Some concessions appear to be in the offing. The United States has now backed away from a proposal that would require half of the value of an automobile to be manufactured in the United States to qualify for Nafta’s preferential tariffs. Instead, it is proposing a system that would require a certain proportion of auto parts to be made by workers earning certain wages.
That proposal is likely to be more palatable to Canada and could also encourage Mexico to ultimately pay higher wages. And it could help Mr. Trump court the votes of congressional Democrats, who complain that Mexico’s low wages are the reason companies have relocated auto production from the United States.
Still, the proposal is likely to face opposition from Mexican negotiators, given that their current wage scales are too low to qualify. And some auto executives also criticized the new proposal, saying it would be nearly as difficult for companies to comply with as earlier ideas, and could ultimately push manufacturing out of North America to cheaper areas.
Other key areas of dispute also remain: Negotiators have so far concluded work on only six of the trade agreement’s roughly 30 chapters, and little progress has been made on contentious issues like mechanisms for settling trade disputes or rules for government purchases.
Yet the renewed push to revise Nafta could usher in an agreement that until recently seemed at risk of collapse. Both supporters and critics of the Trump administration have pointed to the trade deal that the United States recently concluded with South Korea at the end of March as a possible precedent. Mr. Trump fiercely criticized that pact, but in the end his administration declared victory after renegotiating fairly modest changes.
Labor unions, which have backed Mr. Trump’s plan to dramatically remake trade policy, were disappointed with that deal, which did not include changes to labor standards, investment rules or content requirements for automotive manufacturing.
“You see what you get if your priority is speed over quality,” said Celeste Drake, trade and globalization policy specialist at the A.F.L.-C.I.O. “A quick deal that’s not a good deal — is that what the administration wants to sell in these next few months? Or is it really looking to take the time it needs to get a good deal?”

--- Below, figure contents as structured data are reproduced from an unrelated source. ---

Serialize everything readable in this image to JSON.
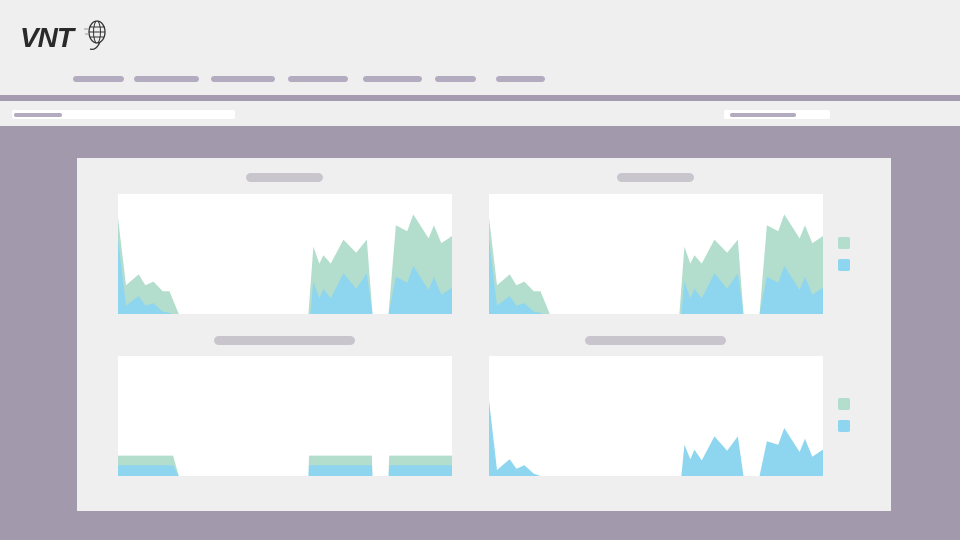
{
  "brand": {
    "logo_text": "VNT",
    "logo_icon": "globe-icon"
  },
  "nav": {
    "items": [
      {
        "label": ""
      },
      {
        "label": ""
      },
      {
        "label": ""
      },
      {
        "label": ""
      },
      {
        "label": ""
      },
      {
        "label": ""
      },
      {
        "label": ""
      }
    ]
  },
  "colors": {
    "series_green": "#b3ddcd",
    "series_blue": "#8ed5ef",
    "accent": "#a59bb0",
    "background": "#a299ad"
  },
  "chart_data": [
    {
      "type": "area",
      "title": "",
      "xlim": [
        0,
        100
      ],
      "ylim": [
        0,
        100
      ],
      "grid": false,
      "legend": "right",
      "series": [
        {
          "color": "#b3ddcd",
          "segments": [
            [
              [
                0,
                80
              ],
              [
                2.4,
                24
              ],
              [
                6.2,
                33
              ],
              [
                8.2,
                24
              ],
              [
                10.6,
                27
              ],
              [
                13.4,
                19
              ],
              [
                15.4,
                19
              ],
              [
                18.2,
                0
              ]
            ],
            [
              [
                57,
                0
              ],
              [
                58.5,
                56
              ],
              [
                60.3,
                42
              ],
              [
                61.5,
                49
              ],
              [
                63.7,
                42
              ],
              [
                67.5,
                62
              ],
              [
                71.3,
                51
              ],
              [
                74.5,
                62
              ],
              [
                76.2,
                0
              ]
            ],
            [
              [
                81,
                0
              ],
              [
                83.2,
                74
              ],
              [
                86.6,
                69
              ],
              [
                88.4,
                83
              ],
              [
                93,
                63
              ],
              [
                94.6,
                74
              ],
              [
                96.8,
                59
              ],
              [
                100,
                65
              ]
            ]
          ]
        },
        {
          "color": "#8ed5ef",
          "segments": [
            [
              [
                0,
                62
              ],
              [
                2.4,
                7
              ],
              [
                6.2,
                15
              ],
              [
                8.2,
                7
              ],
              [
                10.6,
                9
              ],
              [
                13.4,
                2
              ],
              [
                15.4,
                1
              ],
              [
                16,
                0
              ]
            ],
            [
              [
                57.6,
                0
              ],
              [
                58.5,
                27
              ],
              [
                60.3,
                13
              ],
              [
                61.5,
                21
              ],
              [
                63.7,
                13
              ],
              [
                67.5,
                34
              ],
              [
                71.3,
                21
              ],
              [
                74.5,
                34
              ],
              [
                76.2,
                0
              ]
            ],
            [
              [
                81,
                0
              ],
              [
                83.2,
                31
              ],
              [
                86.6,
                26
              ],
              [
                88.4,
                40
              ],
              [
                93,
                20
              ],
              [
                94.6,
                31
              ],
              [
                96.8,
                16
              ],
              [
                100,
                22
              ]
            ]
          ]
        }
      ]
    },
    {
      "type": "area",
      "title": "",
      "xlim": [
        0,
        100
      ],
      "ylim": [
        0,
        100
      ],
      "grid": false,
      "legend": "right",
      "series": [
        {
          "color": "#b3ddcd",
          "segments": [
            [
              [
                0,
                80
              ],
              [
                2.4,
                24
              ],
              [
                6.2,
                33
              ],
              [
                8.2,
                24
              ],
              [
                10.6,
                27
              ],
              [
                13.4,
                19
              ],
              [
                15.4,
                19
              ],
              [
                18.2,
                0
              ]
            ],
            [
              [
                57,
                0
              ],
              [
                58.5,
                56
              ],
              [
                60.3,
                42
              ],
              [
                61.5,
                49
              ],
              [
                63.7,
                42
              ],
              [
                67.5,
                62
              ],
              [
                71.3,
                51
              ],
              [
                74.5,
                62
              ],
              [
                76.2,
                0
              ]
            ],
            [
              [
                81,
                0
              ],
              [
                83.2,
                74
              ],
              [
                86.6,
                69
              ],
              [
                88.4,
                83
              ],
              [
                93,
                63
              ],
              [
                94.6,
                74
              ],
              [
                96.8,
                59
              ],
              [
                100,
                65
              ]
            ]
          ]
        },
        {
          "color": "#8ed5ef",
          "segments": [
            [
              [
                0,
                62
              ],
              [
                2.4,
                7
              ],
              [
                6.2,
                15
              ],
              [
                8.2,
                7
              ],
              [
                10.6,
                9
              ],
              [
                13.4,
                2
              ],
              [
                15.4,
                1
              ],
              [
                16,
                0
              ]
            ],
            [
              [
                57.6,
                0
              ],
              [
                58.5,
                27
              ],
              [
                60.3,
                13
              ],
              [
                61.5,
                21
              ],
              [
                63.7,
                13
              ],
              [
                67.5,
                34
              ],
              [
                71.3,
                21
              ],
              [
                74.5,
                34
              ],
              [
                76.2,
                0
              ]
            ],
            [
              [
                81,
                0
              ],
              [
                83.2,
                31
              ],
              [
                86.6,
                26
              ],
              [
                88.4,
                40
              ],
              [
                93,
                20
              ],
              [
                94.6,
                31
              ],
              [
                96.8,
                16
              ],
              [
                100,
                22
              ]
            ]
          ]
        }
      ]
    },
    {
      "type": "area",
      "title": "",
      "xlim": [
        0,
        100
      ],
      "ylim": [
        0,
        100
      ],
      "grid": false,
      "series": [
        {
          "color": "#b3ddcd",
          "segments": [
            [
              [
                0,
                17
              ],
              [
                16.5,
                17
              ],
              [
                18.2,
                0
              ]
            ],
            [
              [
                57,
                0
              ],
              [
                57.2,
                17
              ],
              [
                76,
                17
              ],
              [
                76.2,
                0
              ]
            ],
            [
              [
                81,
                0
              ],
              [
                81.2,
                17
              ],
              [
                100,
                17
              ]
            ]
          ]
        },
        {
          "color": "#8ed5ef",
          "segments": [
            [
              [
                0,
                9
              ],
              [
                16.5,
                9
              ],
              [
                18.2,
                0
              ]
            ],
            [
              [
                57,
                0
              ],
              [
                57.2,
                9
              ],
              [
                76,
                9
              ],
              [
                76.2,
                0
              ]
            ],
            [
              [
                81,
                0
              ],
              [
                81.2,
                9
              ],
              [
                100,
                9
              ]
            ]
          ]
        }
      ]
    },
    {
      "type": "area",
      "title": "",
      "xlim": [
        0,
        100
      ],
      "ylim": [
        0,
        100
      ],
      "grid": false,
      "legend": "right",
      "series": [
        {
          "color": "#8ed5ef",
          "segments": [
            [
              [
                0,
                63
              ],
              [
                2.4,
                5
              ],
              [
                6.2,
                14
              ],
              [
                8.2,
                6
              ],
              [
                10.6,
                9
              ],
              [
                13.4,
                2
              ],
              [
                15.4,
                0
              ]
            ],
            [
              [
                57.6,
                0
              ],
              [
                58.5,
                26
              ],
              [
                60.3,
                14
              ],
              [
                61.5,
                22
              ],
              [
                63.7,
                13
              ],
              [
                67.5,
                33
              ],
              [
                71.3,
                21
              ],
              [
                74.5,
                33
              ],
              [
                76.2,
                0
              ]
            ],
            [
              [
                81,
                0
              ],
              [
                83.2,
                29
              ],
              [
                86.6,
                26
              ],
              [
                88.4,
                40
              ],
              [
                93,
                20
              ],
              [
                94.6,
                31
              ],
              [
                96.8,
                16
              ],
              [
                100,
                22
              ]
            ]
          ]
        }
      ]
    }
  ]
}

Even an agreement in principle would not rule out the possibility of months or years of wrangling over an eventual deal. Patrick Leblond, senior fellow at the Center for International Governance Innovation, noted that Canada and Europe signed an agreement in principle for a trade pact in the fall of 2013, but that the final deal did not come into effect until September 2017, after almost being derailed.
“As trade negotiators repeatedly point out, nothing is agreed until everything is agreed,” Mr. Leblond said.